To evaluate mechanisms in hemoglobinuric acute renal failure (ARF) rats were infused with hemoglobin under aciduric or alkalinuric conditions. Aciduric rats developed azotemia, distal heme casts, and proximal tubular cell (PTC) necrosis, whereas alkalinuric rats developed no renal damage. Aciduria converted hemoglobin to met-hemoglobin, which precipitated, forming distal casts and inducing ARF. Hematin formation was not observed. The importance of met-hemoglobin production was indicated by its greater toxicity than hemoglobin during aciduria and by its ability to induce ARF even under alkalinuric conditions. A link between obstructing casts and PTC necrosis was identified; tubular obstruction induced by various mechanisms (met-hemoglobin casts; ureteral ligation; ischemic ARF) increased PTC hemoglobin uptake, producing lysosomal overload (giant endolysosomes) and PTC necrosis.
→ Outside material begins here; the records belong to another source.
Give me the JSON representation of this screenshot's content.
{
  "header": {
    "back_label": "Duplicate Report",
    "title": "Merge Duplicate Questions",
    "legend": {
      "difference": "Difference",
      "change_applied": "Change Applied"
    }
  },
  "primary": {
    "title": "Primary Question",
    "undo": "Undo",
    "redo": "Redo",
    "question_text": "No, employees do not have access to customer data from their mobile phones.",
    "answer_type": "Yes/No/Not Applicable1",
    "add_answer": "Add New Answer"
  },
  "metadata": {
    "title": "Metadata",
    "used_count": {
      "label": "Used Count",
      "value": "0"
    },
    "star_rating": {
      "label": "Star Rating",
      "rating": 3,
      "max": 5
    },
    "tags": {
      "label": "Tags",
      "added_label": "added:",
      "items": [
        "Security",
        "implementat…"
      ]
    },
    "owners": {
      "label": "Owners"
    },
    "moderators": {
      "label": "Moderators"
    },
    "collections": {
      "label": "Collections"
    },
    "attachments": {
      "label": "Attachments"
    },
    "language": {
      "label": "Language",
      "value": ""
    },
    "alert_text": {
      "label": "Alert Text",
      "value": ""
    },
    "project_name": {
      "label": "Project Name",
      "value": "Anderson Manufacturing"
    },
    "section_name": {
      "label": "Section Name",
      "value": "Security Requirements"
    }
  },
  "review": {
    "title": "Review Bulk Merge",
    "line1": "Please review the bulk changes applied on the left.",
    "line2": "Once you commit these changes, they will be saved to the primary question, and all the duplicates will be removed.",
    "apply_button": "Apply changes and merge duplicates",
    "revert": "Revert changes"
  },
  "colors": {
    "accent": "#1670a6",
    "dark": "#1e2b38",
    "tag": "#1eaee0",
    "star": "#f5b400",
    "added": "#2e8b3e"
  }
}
This worsened ischemic ARF despite an otherwise subtoxic hemoglobin dose being used that had no discernible acute renal vasoconstrictive effect. Iron chelation (deferoxamine)/hydroxyl radical scavenger (Na benzoate) therapy did not mitigate this exacerbation of ischemic injury, suggesting a nonoxidant mechanism. We conclude that H is nephrotoxic, particularly when intratubular obstruction facilitates PTC heme uptake. Thus aciduria-induced met-hemoglobin cast formation and concomitant ischemic renal injury predispose to its nephrotoxic effect.